Matéria da Gazeta do Povo mostrou que a lista reúne objetivos importantes e genéricos, como “erradicar a pobreza e a fome”, “educação e saúde de qualidade”, “crescimento econômico”, mas que a Agenda 2030 da ONU também é composta por temas e controversos, que geralmente escondem “armadilhas”, como “igualdade de gênero” e “ação climática”.

Governistas e ONGs ambientalistas defendem decisão do STF na "pauta verde" 

Em contrapartida, Organizações Não Governamentais (ONGs) ambientalistas e integrantes do governo Lula consideraram a decisão do STF "importante e histórica", e avaliaram que ela irá complementar as ações da gestão petista.

“É, sim, o tratamento de políticas ambientais como política de Estado, que devem ser executadas independente dos governos de turno no Poder Executivo”, disse o deputado Nilto Tatto (PT), presidente da Frente Ambientalista.

Em nota, o consultor jurídico do Instituto Socioambiental (Isa), Mauricio Guetta, afirmou que a decisão do STF demonstra a efetividade das ações do governo Lula. "É histórica a decisão do STF em prol do meio ambiente e do combate à emergência climática. As políticas ambientais, especialmente a de combate ao desmatamento na Amazônia, ficam expressamente qualificadas como políticas de Estado, que não podem ser negligenciadas e devem ser cumpridas satisfatória e progressivamente por este e pelos próximos governos, ficando vedados retrocessos, inclusive do ponto de vista orçamentário. As metas e resultados definidos pelo STF dão concretude à conclusão da Corte pela efetividade das ações estatais", afirmou.

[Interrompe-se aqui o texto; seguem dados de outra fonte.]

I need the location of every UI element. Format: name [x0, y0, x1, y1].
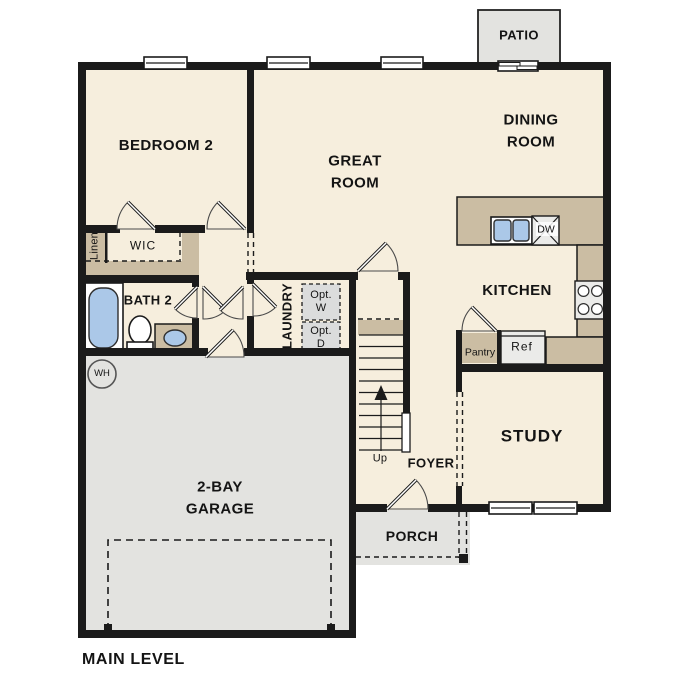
- room-label-garage: 2-BAY GARAGE: [186, 476, 254, 520]
- vanity-sink: [164, 330, 186, 346]
- room-label-great-room: GREAT ROOM: [328, 150, 381, 194]
- room-label-linen: Linen: [88, 232, 101, 260]
- kitchen-sink-basin-left: [494, 220, 511, 241]
- patio-slider-door: [498, 61, 538, 71]
- room-label-patio: PATIO: [499, 27, 539, 46]
- hall-strip: [85, 261, 199, 276]
- stove: [575, 281, 604, 319]
- stair-landing: [358, 320, 403, 335]
- great-room-window: [267, 57, 310, 69]
- label-refrigerator: Ref: [511, 338, 533, 355]
- room-label-wic: WIC: [130, 237, 156, 254]
- room-label-porch: PORCH: [386, 526, 439, 546]
- bathtub: [89, 288, 118, 348]
- label-pantry: Pantry: [465, 345, 495, 360]
- room-label-kitchen: KITCHEN: [482, 280, 551, 302]
- label-water-heater: WH: [94, 367, 110, 381]
- floor-plan-drawing: [0, 0, 687, 687]
- label-stairs-up: Up: [373, 452, 387, 465]
- study-window-right: [534, 502, 577, 514]
- study-window-left: [489, 502, 532, 514]
- bedroom-window: [144, 57, 187, 69]
- label-optional-dryer: Opt. D: [310, 325, 332, 351]
- floor-plan: PATIO BEDROOM 2 GREAT ROOM DINING ROOM K…: [0, 0, 687, 687]
- room-label-bedroom2: BEDROOM 2: [119, 135, 213, 157]
- page-title: MAIN LEVEL: [82, 651, 185, 669]
- room-label-dining-room: DINING ROOM: [504, 109, 559, 153]
- label-dishwasher: DW: [537, 222, 555, 237]
- kitchen-bottom-counter: [546, 337, 604, 365]
- room-label-bath2: BATH 2: [124, 292, 172, 311]
- room-label-foyer: FOYER: [408, 455, 455, 474]
- room-label-study: STUDY: [501, 425, 564, 450]
- room-label-laundry: LAUNDRY: [279, 283, 298, 349]
- stair-handrail: [402, 413, 410, 452]
- great-room-window-2: [381, 57, 423, 69]
- floors-layer: [84, 10, 607, 632]
- label-optional-washer: Opt. W: [310, 289, 332, 315]
- kitchen-sink-basin-right: [513, 220, 529, 241]
- toilet-bowl: [129, 316, 151, 344]
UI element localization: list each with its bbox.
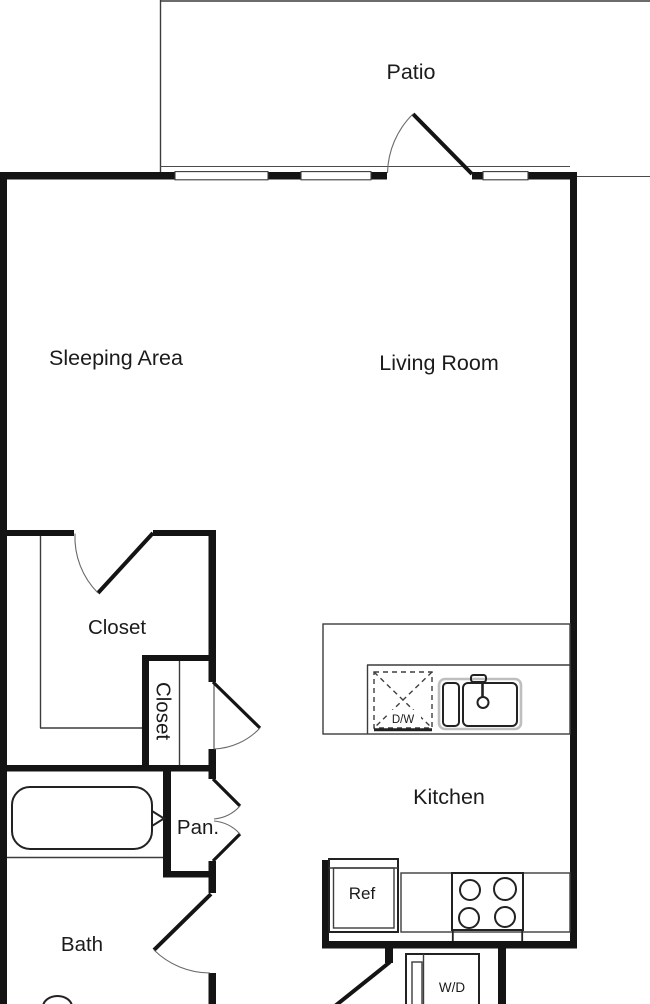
window-2 [301,172,371,180]
dishwasher-label: D/W [392,714,415,726]
plan-background [0,0,650,1004]
label-sleeping-area: Sleeping Area [49,346,183,370]
label-living-room: Living Room [379,351,499,375]
label-closet-main: Closet [88,616,146,639]
label-closet-small: Closet [152,682,175,740]
floor-plan: D/W Ref W/D [0,0,650,1004]
washer-dryer-label: W/D [439,980,465,995]
label-patio: Patio [386,60,435,84]
window-1 [175,172,268,180]
window-3 [483,172,528,180]
label-bath: Bath [61,933,103,956]
refrigerator-label: Ref [349,884,376,903]
label-pantry: Pan. [177,816,219,839]
label-kitchen: Kitchen [413,785,485,809]
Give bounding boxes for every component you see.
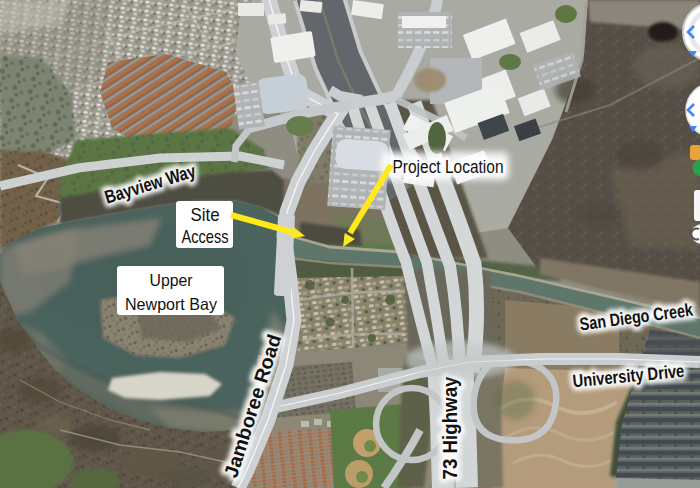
- svg-text:Access: Access: [182, 226, 229, 247]
- svg-text:Newport Bay: Newport Bay: [125, 295, 218, 313]
- svg-text:Site: Site: [191, 204, 220, 225]
- svg-text:Project Location: Project Location: [393, 157, 504, 177]
- svg-text:Upper: Upper: [150, 271, 193, 289]
- svg-text:73 Highway: 73 Highway: [439, 376, 461, 479]
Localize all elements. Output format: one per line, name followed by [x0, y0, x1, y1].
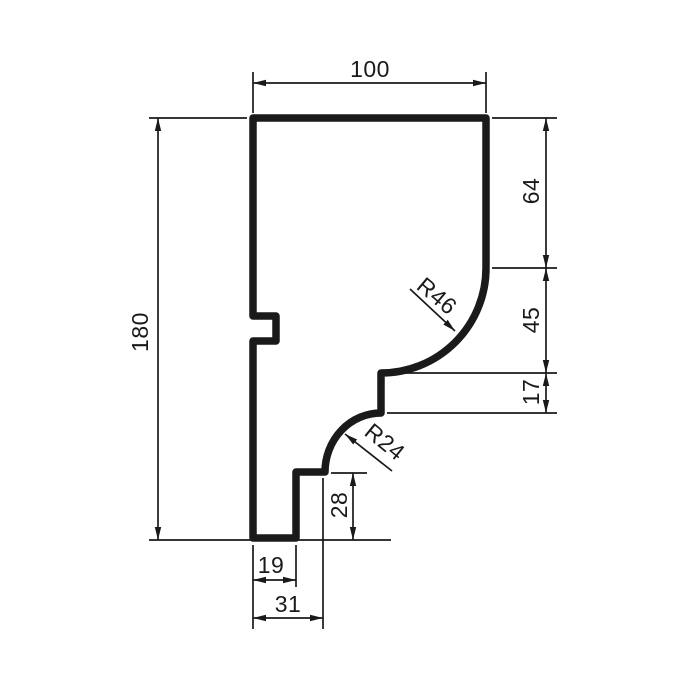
- technical-drawing: 100 180 64 45 17 28 19 31 R46 R24: [0, 0, 686, 686]
- dim-label-28: 28: [326, 492, 352, 519]
- dim-label-45: 45: [518, 307, 544, 334]
- radius-label-r24: R24: [360, 418, 410, 466]
- extension-lines: [149, 72, 557, 629]
- drawing-canvas: 100 180 64 45 17 28 19 31 R46 R24: [0, 0, 686, 686]
- dim-label-19: 19: [258, 552, 285, 578]
- dimension-labels: 100 180 64 45 17 28 19 31 R46 R24: [127, 56, 544, 617]
- dim-label-100: 100: [350, 56, 390, 82]
- dim-label-64: 64: [518, 178, 544, 205]
- dim-label-17: 17: [518, 379, 544, 406]
- dim-label-180: 180: [127, 312, 153, 352]
- radius-label-r46: R46: [412, 272, 462, 320]
- dim-label-31: 31: [275, 591, 302, 617]
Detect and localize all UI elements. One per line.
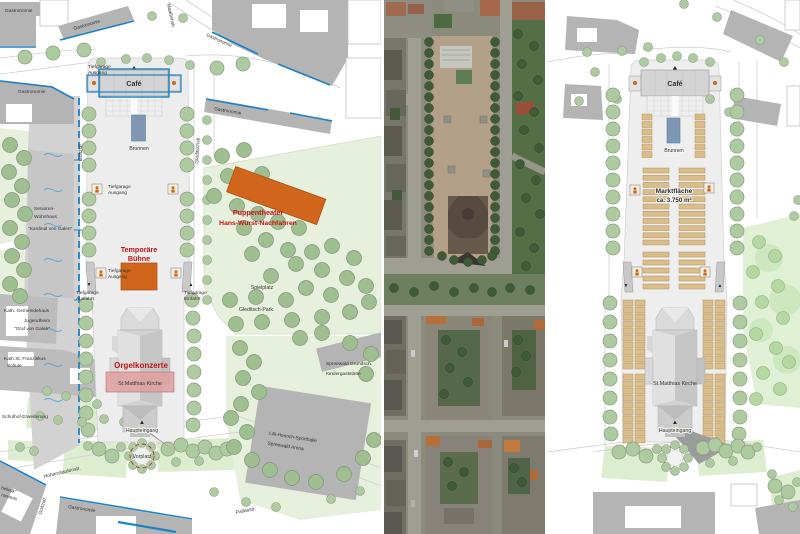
- label-orgelkonzerte: Orgelkonzerte: [114, 361, 168, 370]
- main-entrance-icon: ▲: [672, 420, 678, 426]
- aerial-green-corridor: [384, 274, 545, 305]
- label-gastronomie-1: Gastronomie: [5, 8, 33, 14]
- label-gastronomie-3: Gastronomie: [18, 89, 46, 95]
- label-kirche: St.Matthias Kirche: [653, 381, 697, 387]
- fountain: [667, 118, 680, 143]
- fountain: [132, 115, 146, 141]
- label-puppentheater-1: Puppentheater: [233, 208, 284, 217]
- aerial-photo: [384, 0, 545, 534]
- label-grundschule: Spreewald Grundsch.: [326, 361, 372, 367]
- label-tiefgarage-ausfahrt-1: Tiefgarage: [76, 290, 99, 296]
- ramp-down-icon: ▼: [624, 283, 629, 289]
- label-buehne-2: Bühne: [128, 254, 150, 263]
- label-puppentheater-2: Hans-Wurst-Nachfahren: [219, 220, 297, 227]
- label-senioren-3: "Kardinal von Galen": [28, 226, 73, 232]
- label-buehne-1: Temporäre: [121, 245, 158, 254]
- label-gleditsch-park: Gleditsch-Park: [239, 307, 273, 313]
- aerial-photo-panel: [384, 0, 545, 534]
- label-tiefgarage-mid-2: Ausgang: [108, 190, 127, 196]
- label-kindergast: Kindergaststätte: [326, 371, 361, 377]
- street-maassenstr: Maaßenstr.: [165, 3, 176, 29]
- label-cafe: Café: [667, 81, 682, 88]
- ramp-up-icon: ▲: [189, 282, 194, 288]
- label-tiefgarage-stage-2: Ausgang: [108, 274, 127, 280]
- label-tiefgarage-einfahrt-2: Einfahrt: [184, 296, 201, 302]
- label-senioren-1: Senioren-: [34, 206, 55, 212]
- site-plan-events-panel: Lilli-Henoch-Sporthalle Spreewald Arena: [0, 0, 381, 534]
- ramp-up-icon: ▲: [718, 283, 723, 289]
- aerial-east-park: [512, 20, 545, 300]
- label-brunnen: Brunnen: [664, 148, 684, 154]
- aerial-west-block: [384, 38, 406, 258]
- ramp-down-icon: ▼: [87, 282, 92, 288]
- label-tiefgarage-top-2: Ausgang: [88, 70, 107, 76]
- label-tiefgarage-ausfahrt-2: Ausfahrt: [76, 296, 95, 302]
- label-marktflaeche-2: ca. 3.750 m²: [656, 197, 691, 204]
- church-event-overlay: St.Matthias Kirche: [106, 372, 174, 392]
- street-pallasstr: Pallasstr.: [235, 506, 256, 516]
- label-tiefgarage-stage-1: Tiefgarage: [108, 268, 131, 274]
- street-gleditschstr: Gleditschstr.: [194, 136, 201, 164]
- label-spielplatz: Spielplatz: [251, 285, 274, 291]
- label-jugendheim-2: "Graf von Galen": [14, 326, 50, 332]
- main-entrance-icon: ▲: [139, 420, 145, 426]
- label-gemeindehaus: Kath. Gemeindehaus: [4, 308, 50, 314]
- label-senioren-2: Wohnhaus: [34, 214, 57, 220]
- street-goltzstr: Goltzstr.: [78, 143, 84, 161]
- label-schulhof: Schulhof-Erweiterung: [2, 414, 48, 420]
- label-jugendheim-1: Jugendheim: [24, 318, 50, 324]
- label-haupteingang: Haupteingang: [126, 428, 158, 434]
- label-schule-1: Kath.St. Franziskus: [4, 356, 46, 362]
- label-haupteingang: Haupteingang: [659, 428, 691, 434]
- temporary-stage: Temporäre Bühne: [121, 245, 158, 290]
- three-panel-site-plan: Lilli-Henoch-Sporthalle Spreewald Arena: [0, 0, 800, 534]
- events-plan-map: Lilli-Henoch-Sporthalle Spreewald Arena: [0, 0, 381, 534]
- label-tiefgarage-top-1: Tiefgarage: [88, 64, 111, 70]
- label-brunnen: Brunnen: [129, 146, 149, 152]
- label-tiefgarage-mid-1: Tiefgarage: [108, 184, 131, 190]
- label-tiefgarage-einfahrt-1: Tiefgarage: [184, 290, 207, 296]
- label-vorplatz: Vorplatz: [133, 454, 152, 460]
- label-kirche: St.Matthias Kirche: [118, 381, 162, 387]
- label-cafe: Café: [126, 81, 141, 88]
- site-plan-market-panel: Café Brunnen ▼ ▲ Marktfläche ca. 3.750 m…: [547, 0, 800, 534]
- market-plan-map: Café Brunnen ▼ ▲ Marktfläche ca. 3.750 m…: [547, 0, 800, 534]
- label-schule-2: Schule: [7, 363, 22, 369]
- label-marktflaeche-1: Marktfläche: [656, 188, 693, 195]
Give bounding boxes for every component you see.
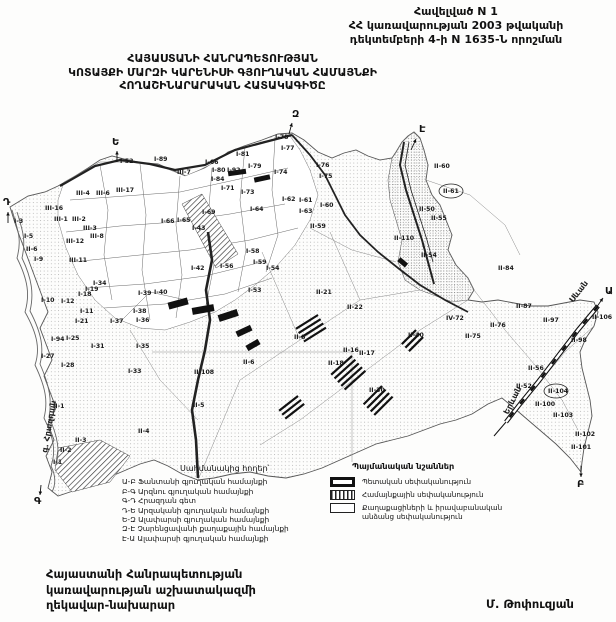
legend-item-label: Պետական սեփականություն [362, 477, 520, 486]
parcel-label: I-12 [61, 298, 74, 305]
title-line-1: ՀԱՅԱՍՏԱՆԻ ՀԱՆՐԱՊԵՏՈՒԹՅԱՆ [50, 52, 395, 66]
parcel-label: II-75 [465, 333, 481, 340]
parcel-label: I-35 [136, 343, 149, 350]
private-swatch-icon [330, 503, 355, 513]
parcel-label: III-2 [72, 216, 86, 223]
title-line-2: ԿՈՏԱՅՔԻ ՄԱՐԶԻ ԿԱՐԵՆԻՍԻ ԳՅՈՒՂԱԿԱՆ ՀԱՄԱՅՆՔ… [50, 66, 395, 80]
parcel-label: I-69 [202, 209, 215, 216]
parcel-label: I-21 [75, 318, 88, 325]
parcel-label: III-17 [116, 187, 134, 194]
parcel-label: I-9 [34, 256, 43, 263]
adjacent-land-item: Զ-Է Չարենցավանի քաղաքային համայնքի [122, 524, 289, 533]
legend-item: Քաղաքացիների և իրավաբանական անձանց սեփակ… [330, 503, 520, 521]
parcel-label: II-55 [431, 215, 447, 222]
parcel-label: II-104 [548, 388, 569, 395]
parcel-label: I-75 [319, 173, 332, 180]
parcel-label: II-60 [434, 163, 450, 170]
parcel-label: II-61 [443, 188, 459, 195]
parcel-label: I-71 [221, 185, 234, 192]
parcel-label: II-17 [359, 350, 375, 357]
parcel-label: I-33 [128, 368, 141, 375]
parcel-label: I-66 [205, 159, 218, 166]
parcel-label: II-106 [592, 314, 612, 321]
parcel-label: II-103 [553, 412, 573, 419]
parcel-label: II-102 [575, 431, 595, 438]
parcel-label: III-11 [69, 257, 87, 264]
boundary-letter-arrow [289, 123, 292, 134]
parcel-label: II-108 [194, 369, 214, 376]
scanned-map-page: I-52I-89III-7III-17III-16III-4III-6III-1… [0, 0, 616, 622]
parcel-label: I-59 [253, 259, 266, 266]
parcel-label: III-6 [96, 190, 110, 197]
decree-line-2: դեկտեմբերի 4-ի N 1635-Ն որոշման [300, 33, 612, 47]
parcel-label: I-10 [41, 297, 55, 304]
parcel-label: III-7 [177, 169, 191, 176]
parcel-label: I-28 [61, 362, 74, 369]
parcel-label: II-98 [571, 337, 587, 344]
parcel-label: I-36 [136, 317, 149, 324]
parcel-label: I-43 [192, 225, 205, 232]
parcel-label: I-81 [236, 151, 249, 158]
parcel-label: I-73 [241, 189, 254, 196]
adjacent-land-item: Է-Ա Ալափարսի գյուղական համայնքի [122, 534, 289, 543]
parcel-label: I-92 [227, 167, 240, 174]
parcel-label: I-5 [24, 233, 33, 240]
parcel-label: I-79 [248, 163, 261, 170]
parcel-label: I-58 [246, 248, 259, 255]
adjacent-lands-title: Սահմանակից հողեր՝ [180, 464, 289, 473]
legend-item-label: Համայնքային սեփականություն [362, 490, 520, 499]
decree-line-1: ՀՀ կառավարության 2003 թվականի [300, 19, 612, 33]
signatory-title-line: Հայաստանի Հանրապետության [46, 567, 256, 583]
parcel-label: I-11 [80, 308, 93, 315]
parcel-label: II-84 [498, 265, 514, 272]
symbols-legend-list: Պետական սեփականությունՀամայնքային սեփակա… [330, 477, 520, 521]
boundary-letter-arrow [596, 298, 603, 308]
adjacent-lands-legend: Սահմանակից հողեր՝ Ա-Բ Ֆանտանի գյուղական … [122, 464, 289, 543]
boundary-letter-arrow [40, 485, 41, 495]
parcel-label: I-40 [154, 289, 168, 296]
parcel-label: I-3 [14, 218, 23, 225]
adjacent-land-item: Ա-Բ Ֆանտանի գյուղական համայնքի [122, 477, 289, 486]
parcel-label: IV-72 [446, 315, 464, 322]
parcel-label: II-40 [408, 332, 424, 339]
parcel-label: II-30 [369, 387, 385, 394]
parcel-label: II-100 [535, 401, 556, 408]
parcel-label: II-8 [294, 334, 305, 341]
parcel-label: I-77 [281, 145, 294, 152]
parcel-label: II-22 [347, 304, 363, 311]
adjacent-land-item: Ե-Զ Ալափարսի գյուղական համայնքի [122, 515, 289, 524]
parcel-label: II-5 [193, 402, 204, 409]
parcel-label: I-25 [66, 335, 79, 342]
legend-item-label: Քաղաքացիների և իրավաբանական անձանց սեփակ… [362, 503, 520, 521]
parcel-label: I-64 [250, 206, 264, 213]
parcel-label: II-110 [394, 235, 415, 242]
parcel-label: I-31 [91, 343, 104, 350]
boundary-letter: Ա [605, 286, 613, 297]
parcel-label: I-1 [53, 459, 62, 466]
parcel-label: I-37 [110, 318, 123, 325]
parcel-label: III-12 [66, 238, 84, 245]
parcel-label: II-76 [490, 322, 506, 329]
parcel-label: I-52 [120, 158, 133, 165]
parcel-label: III-3 [83, 225, 97, 232]
signatory-title-line: ղեկավար-նախարար [46, 598, 256, 614]
adjacent-lands-list: Ա-Բ Ֆանտանի գյուղական համայնքիԲ-Գ Արզնու… [122, 477, 289, 543]
parcel-label: II-4 [138, 428, 150, 435]
boundary-letter: Դ [3, 197, 11, 208]
parcel-label: I-53 [248, 287, 261, 294]
parcel-label: I-56 [220, 263, 233, 270]
parcel-label: I-42 [191, 265, 204, 272]
parcel-label: II-18 [328, 360, 344, 367]
parcel-label: II-2 [60, 447, 71, 454]
parcel-label: III-4 [76, 190, 90, 197]
parcel-label: II-87 [516, 303, 532, 310]
signatory-title: Հայաստանի Հանրապետությանկառավարության աշ… [46, 567, 256, 614]
parcel-label: II-21 [316, 289, 332, 296]
boundary-letter: Գ [34, 496, 42, 507]
parcel-label: III-16 [45, 205, 63, 212]
parcel-label: I-76 [316, 162, 329, 169]
parcel-label: II-6 [243, 359, 254, 366]
appendix-number: Հավելված N 1 [300, 5, 612, 19]
parcel-label: II-16 [343, 347, 359, 354]
adjacent-land-item: Բ-Գ Արզնու գյուղական համայնքի [122, 487, 289, 496]
parcel-label: II-3 [75, 437, 86, 444]
symbols-legend-title: Պայմանական նշաններ [352, 461, 520, 471]
boundary-letter: Է [419, 124, 426, 135]
parcel-label: II-56 [528, 365, 544, 372]
parcel-label: I-94 [51, 336, 65, 343]
parcel-label: I-61 [299, 197, 312, 204]
parcel-label: I-54 [266, 265, 280, 272]
cadastral-map: I-52I-89III-7III-17III-16III-4III-6III-1… [0, 0, 616, 622]
community-swatch-icon [330, 490, 355, 500]
parcel-label: I-65 [177, 217, 190, 224]
parcel-label: I-63 [299, 208, 312, 215]
signatory-title-line: կառավարության աշխատակազմի [46, 583, 256, 599]
parcel-label: I-18 [78, 291, 91, 298]
parcel-label: I-38 [133, 308, 146, 315]
parcel-label: II-54 [421, 252, 437, 259]
parcel-label: I-66 [161, 218, 174, 225]
boundary-letter: Բ [577, 479, 584, 490]
map-title: ՀԱՅԱՍՏԱՆԻ ՀԱՆՐԱՊԵՏՈՒԹՅԱՆ ԿՈՏԱՅՔԻ ՄԱՐԶԻ Կ… [50, 52, 395, 93]
parcel-label: I-89 [154, 156, 167, 163]
parcel-label: II-50 [419, 206, 435, 213]
state-swatch-icon [330, 477, 355, 487]
parcel-label: I-60 [320, 202, 334, 209]
parcel-label: I-27 [41, 353, 54, 360]
symbols-legend: Պայմանական նշաններ Պետական սեփականությու… [330, 461, 520, 524]
parcel-label: I-84 [211, 176, 225, 183]
signatory-name: Մ. Թոփուզյան [486, 597, 574, 611]
appendix-header: Հավելված N 1 ՀՀ կառավարության 2003 թվակա… [300, 5, 612, 47]
parcel-label: II-6 [26, 246, 37, 253]
parcel-label: II-59 [310, 223, 326, 230]
boundary-letter: Ե [112, 137, 119, 148]
parcel-label: II-97 [543, 317, 559, 324]
parcel-label: III-1 [54, 216, 68, 223]
parcel-label: I-62 [282, 196, 295, 203]
parcel-label: I-80 [212, 167, 226, 174]
boundary-letter: Զ [292, 109, 299, 120]
title-line-3: ՀՈՂԱՇԻՆԱՐԱՐԱԿԱՆ ՀԱՏԱԿԱԳԻԾԸ [50, 79, 395, 93]
legend-item: Համայնքային սեփականություն [330, 490, 520, 500]
parcel-label: I-74 [274, 169, 288, 176]
legend-item: Պետական սեփականություն [330, 477, 520, 487]
adjacent-land-item: Դ-Ե Արզականի գյուղական համայնքի [122, 506, 289, 515]
parcel-label: III-8 [90, 233, 104, 240]
parcel-label: II-101 [571, 444, 591, 451]
parcel-label: I-39 [138, 290, 151, 297]
parcel-label: I-78 [275, 134, 288, 141]
adjacent-land-item: Գ-Դ Հրազդան գետ [122, 496, 289, 505]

Na mesma linha, a gerente-jurídica do Greenpeace Brasil, Angela Barbarulo, também pontuou que a decisão do STF é histórica. “O Greenpeace Brasil comemora esta decisão histórica do STF, que determina o cumprimento das metas sobre mudanças climáticas estabelecidas pela legislação nacional e acordos internacionais assumidos pelo Brasil, bem como estabelece que a União e seus respectivos órgãos adotem medidas suficientes e eficazes para o cumprimento do dever constitucional de defesa, proteção e fiscalização do meio ambiente. Esse é um compromisso do Estado brasileiro com as atuais e futuras gerações, e não pode ficar sujeito às flutuações do governo da vez", disse em nota divulgada à imprensa.